Avec Tant de neige et si peu de pain, Béatrice Wilmos s’attaque au monument de la poésie russe qu’est Marina Tsvetaeva. Grande figure féminine des avant-gardes du début du XXe siècle, contemporaine d’Anna Akhmatova et de Sofia Parnok, Marina Tsvetaeva connut un destin des plus mouvementés. Nourrie de culture occidentale, elle quitte la Russie en 1922, ne sentant en danger au sein du nouveau régime soviétique. Ballottée de Prague à Paris durant son exil, rongée par la nostalgie, la précarité matérielle et l’incompréhension de ses pairs, elle finit par retourner en URSS en 1939, avant de se suicider trois ans plus tard.
Dans son roman, Béatrice Wilmos opte pour un cadre temporel plutôt resserré, se concentrant sur la fin des années 1910, de loin les plus décisives dans la vie tourmentée de la poétesse. Épouse d’un officier blanc porté disparu et mère de deux fillettes, Marina tente désespérément de survivre dans Moscou en proie au chaos de la guerre civile. Le froid, la faim et le dénuement matériel poussent l’artiste à l’extrême dans une lutte féroce pour sa survie et celle de ses enfants. Survient alors le drame : contrainte de placer ses filles dans un orphelinat, Marina ne parviendra pas à sauver la cadette, la petite Irina, qui y trouvera la mort à deux ans à peine.

Le drame absolu de Marina Tsvetaeva

Dès les premières pages du roman, le portrait qui se dessine de Marina Tsvetaeva est celui d’une femme lucide face à la tragédie qui la frappe. L’annonce de la mort de sa fille cadette Irina à l’orphelinat aurait pu signer son effondrement complet, mais la formidable énergie vitale de la poétesse ne s’éteint pas. Son deuil, elle le sublime par ces mots terribles griffonnés dans son carnet :

Monstrueux ? Oui, vu de l’extérieur. Mais Dieu qui voit mon cœur sait que si je ne suis pas allée lui dire adieu, ce n’est pas par indifférence, mais parce que je ne POUVAIS PAS. Je n’allais pas la voir vivante ! Alors…
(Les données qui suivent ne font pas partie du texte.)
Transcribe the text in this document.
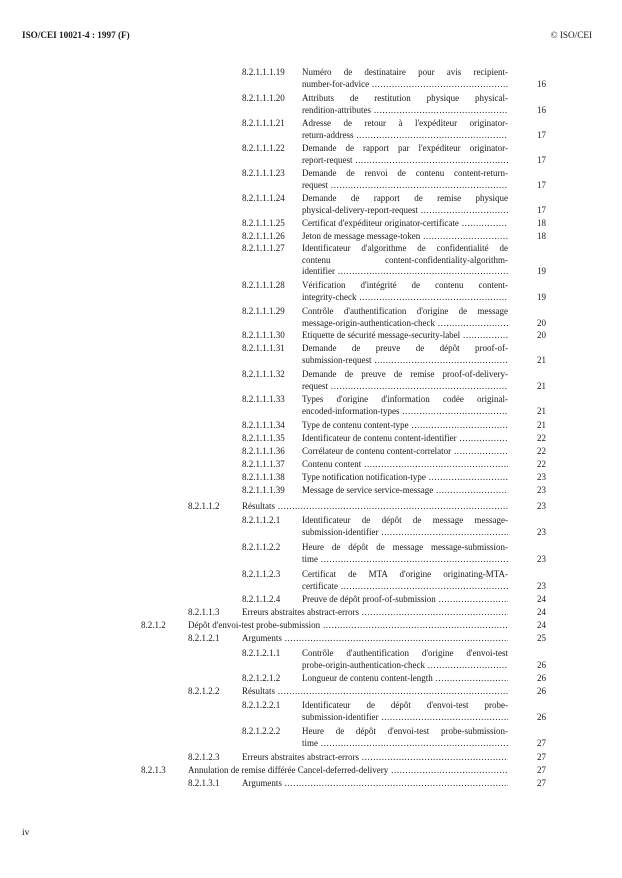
ISO/CEI 10021-4 : 1997 (F)	© ISO/CEI
8.2.1.1.1.19 Numéro de destinataire pour avis recipient-
number-for-advice .....	16
8.2.1.1.1.20 Attributs de restitution physique physical-
rendition-attributes .....	16
8.2.1.1.1.21 Adresse de retour à l'expéditeur originator-
return-address .....	17
8.2.1.1.1.22 Demande de rapport par l'expéditeur originator-
report-request .....	17
8.2.1.1.1.23 Demande de renvoi de contenu content-return-
request .....	17
8.2.1.1.1.24 Demande de rapport de remise physique
physical-delivery-report-request .....	17
8.2.1.1.1.25 Certificat d'expéditeur originator-certificate .....	18
8.2.1.1.1.26 Jeton de message message-token .....	18
8.2.1.1.1.27 Identificateur d'algorithme de confidentialité de
contenu content-confidentiality-algorithm-
identifier .....	19
8.2.1.1.1.28 Vérification d'intégrité de contenu content-
integrity-check .....	19
8.2.1.1.1.29 Contrôle d'authentification d'origine de message
message-origin-authentication-check .....	20
8.2.1.1.1.30 Etiquette de sécurité message-security-label .....	20
8.2.1.1.1.31 Demande de preuve de dépôt proof-of-
submission-request .....	21
8.2.1.1.1.32 Demande de preuve de remise proof-of-delivery-
request .....	21
8.2.1.1.1.33 Types d'origine d'information codée original-
encoded-information-types .....	21
8.2.1.1.1.34 Type de contenu content-type .....	21
8.2.1.1.1.35 Identificateur de contenu content-identifier .....	22
8.2.1.1.1.36 Corrélateur de contenu content-correlator .....	22
8.2.1.1.1.37 Contenu content .....	22
8.2.1.1.1.38 Type notification notification-type .....	23
8.2.1.1.1.39 Message de service service-message .....	23
8.2.1.1.2	Résultats .....	23
8.2.1.1.2.1 Identificateur de dépôt de message message-
submission-identifier .....	23
8.2.1.1.2.2 Heure de dépôt de message message-submission-
time .....	23
8.2.1.1.2.3 Certificat de MTA d'origine originating-MTA-
certificate .....	23
8.2.1.1.2.4 Preuve de dépôt proof-of-submission .....	24
8.2.1.1.3	Erreurs abstraites abstract-errors .....	24
8.2.1.2 Dépôt d'envoi-test probe-submission .....	24
8.2.1.2.1	Arguments .....	25
8.2.1.2.1.1 Contrôle d'authentification d'origine d'envoi-test
probe-origin-authentication-check .....	26
8.2.1.2.1.2 Longueur de contenu content-length .....	26
8.2.1.2.2	Résultats .....	26
8.2.1.2.2.1 Identificateur de dépôt d'envoi-test probe-
submission-identifier .....	26
8.2.1.2.2.2 Heure de dépôt d'envoi-test probe-submission-
time .....	27
8.2.1.2.3	Erreurs abstraites abstract-errors .....	27
8.2.1.3 Annulation de remise différée Cancel-deferred-delivery .....	27
8.2.1.3.1	Arguments .....	27
iv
Cette accusation d’indifférence, Marina Tsvetaeva va cependant y faire face, de la part de ses proches, mais aussi d’elle-même. Car malgré l’amour viscéral qu’elle porte à l’aînée Alia, elle n’est jamais parvenue à éprouver la même affection pour la petite Irina à cause de son développement tardif. Son étrangeté, sa différence, ont très tôt creusé un fossé que même la mort de l’enfant ne comblera pas.

Elle ne fut jamais pour elle une réalité. En fait, elle n’a même jamais cru qu’elle grandirait. Elle ne pensait pas à sa mort. Elle n’imaginait pas qu’elle mourrait dans l’enfance. Ce n’était pas cela, non. Simplement, c’était une créature sans avenir. Elle l’avait toujours su. Elle ne l’avait jamais aimée au présent, toujours en rêve. Elle ne la connaissait pas, ni ne la comprenait.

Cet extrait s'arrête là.